Investigation into Nama loan sale extended for another three months

Sale of State agency’s Northern Ireland loans has been under investigation since 2017

The Government-appointed commission of investigation into the sale by the National Asset Management Agency (Nama) of its Northern Ireland portfolio has been extended again, until June.

Retired High Court judge John Cooke was appointed in June 2017 to investigate the 2014 sale of Nama's £1.24 billion (€1.4 billion) portfolio to US distressed-debt firm Cerberus.

Mr Justice Cooke, the sole member of the commission, was originally due to deliver his report in June 2018 but the commission has sought repeated extensions since then.

This week the Department of the Taoiseach granted the commission a request for a further three-month extension until the end of June after receiving the investigation's 13th interim report.


This is the 10th delay in the commission’s work.

It told the department in the report that the circulation of the provisional text of its draft final report to people named or identifiable in it was a “complex logistical task”.

This involved the full report being circulated to many individuals, firms and organisations and extracts to others, a substantial number of whom are outside the State.

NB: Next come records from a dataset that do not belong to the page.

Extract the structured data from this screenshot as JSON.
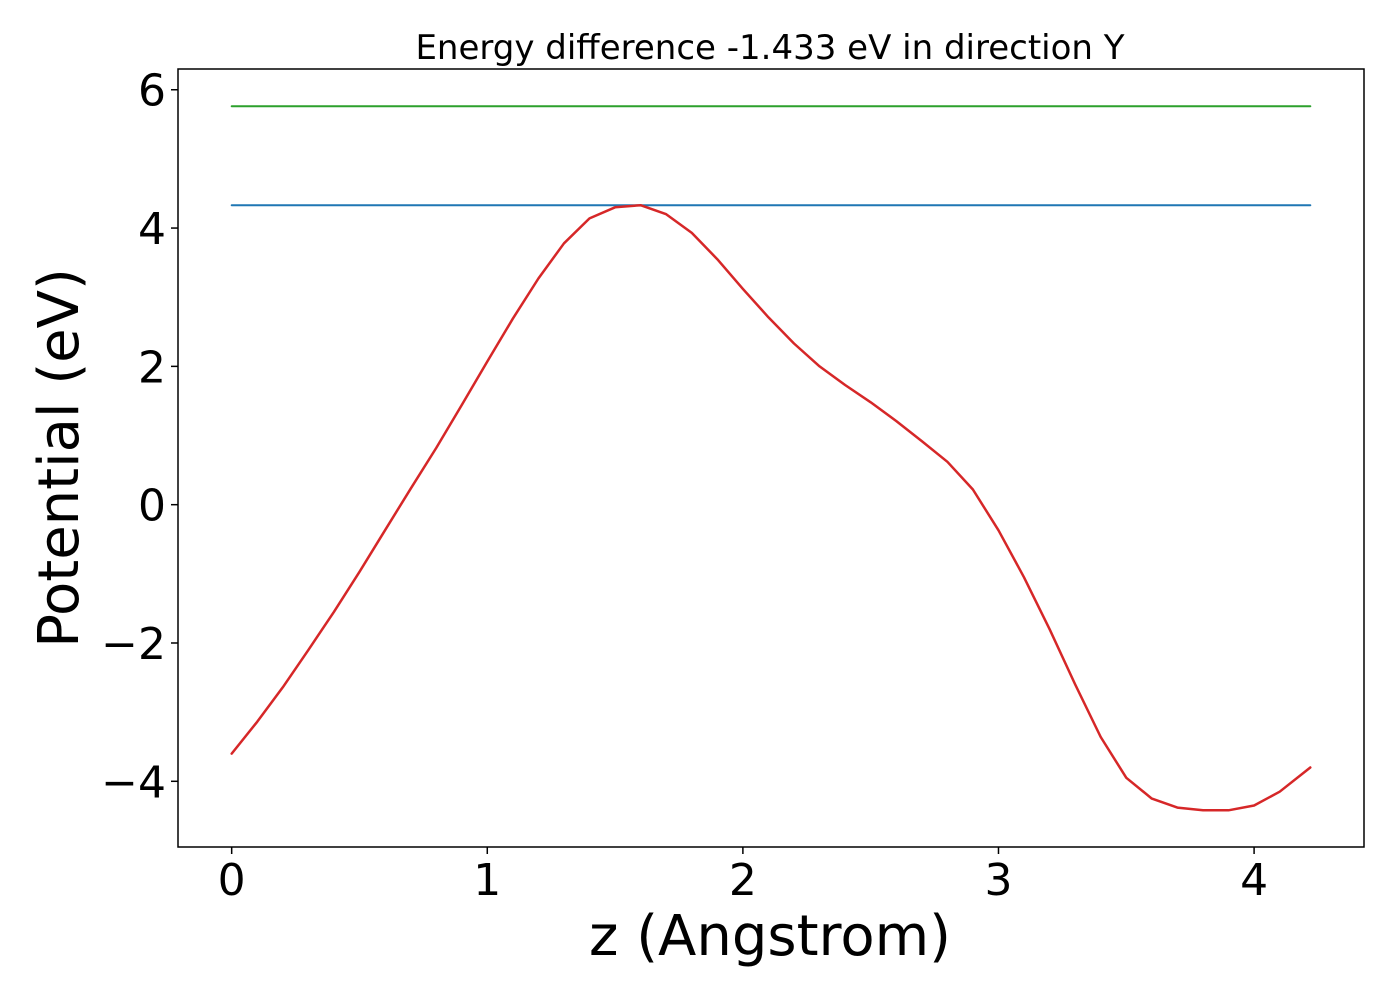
{
  "chart_data": {
    "type": "line",
    "title": "Energy difference -1.433 eV in direction Y",
    "xlabel": "z (Angstrom)",
    "ylabel": "Potential (eV)",
    "xlim": [
      -0.21,
      4.43
    ],
    "ylim": [
      -4.95,
      6.3
    ],
    "xticks": [
      0,
      1,
      2,
      3,
      4
    ],
    "xtick_labels": [
      "0",
      "1",
      "2",
      "3",
      "4"
    ],
    "yticks": [
      -4,
      -2,
      0,
      2,
      4,
      6
    ],
    "ytick_labels": [
      "−4",
      "−2",
      "0",
      "2",
      "4",
      "6"
    ],
    "grid": false,
    "series": [
      {
        "color": "#2ca02c",
        "x": [
          0,
          4.22
        ],
        "y": [
          5.76,
          5.76
        ]
      },
      {
        "color": "#1f77b4",
        "x": [
          0,
          4.22
        ],
        "y": [
          4.33,
          4.33
        ]
      },
      {
        "color": "#d62728",
        "x": [
          0,
          0.1,
          0.2,
          0.3,
          0.4,
          0.5,
          0.6,
          0.7,
          0.8,
          0.9,
          1.0,
          1.1,
          1.2,
          1.3,
          1.4,
          1.5,
          1.6,
          1.7,
          1.8,
          1.9,
          2.0,
          2.1,
          2.2,
          2.3,
          2.4,
          2.5,
          2.6,
          2.7,
          2.8,
          2.9,
          3.0,
          3.1,
          3.2,
          3.3,
          3.4,
          3.5,
          3.6,
          3.7,
          3.8,
          3.9,
          4.0,
          4.1,
          4.22
        ],
        "y": [
          -3.6,
          -3.14,
          -2.64,
          -2.1,
          -1.55,
          -0.97,
          -0.37,
          0.23,
          0.82,
          1.44,
          2.07,
          2.69,
          3.27,
          3.78,
          4.14,
          4.3,
          4.33,
          4.2,
          3.93,
          3.55,
          3.12,
          2.71,
          2.33,
          2.0,
          1.73,
          1.48,
          1.21,
          0.92,
          0.62,
          0.22,
          -0.37,
          -1.05,
          -1.8,
          -2.6,
          -3.36,
          -3.95,
          -4.25,
          -4.38,
          -4.42,
          -4.42,
          -4.35,
          -4.15,
          -3.8
        ]
      }
    ]
  }
}
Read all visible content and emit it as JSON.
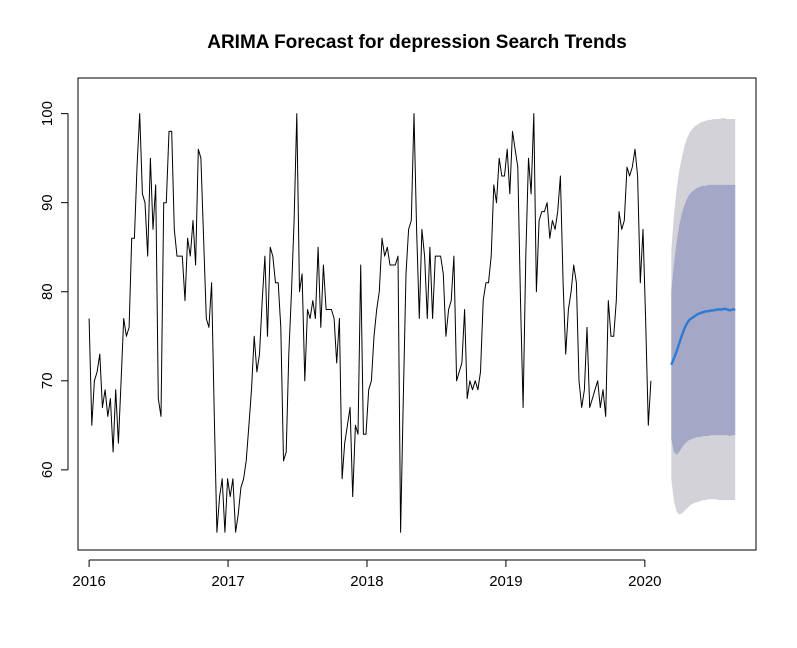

This process was complicated by the strict confidentiality applying to recipients, leading the commission to write in advance to recipients outside the State to verify their correct names and addresses and making sure they would comply with the confidentiality obligation.

The commission said that it could not rule out the possibility that some recipients will look for a longer period to consider the draft. Depending on the responses, the final report will be submitted to the department in advance of June 30th, it said.

The long-running investigation has racked up costs of more than €3.75 million to date, excluding third-party legal costs incurred but not yet paid.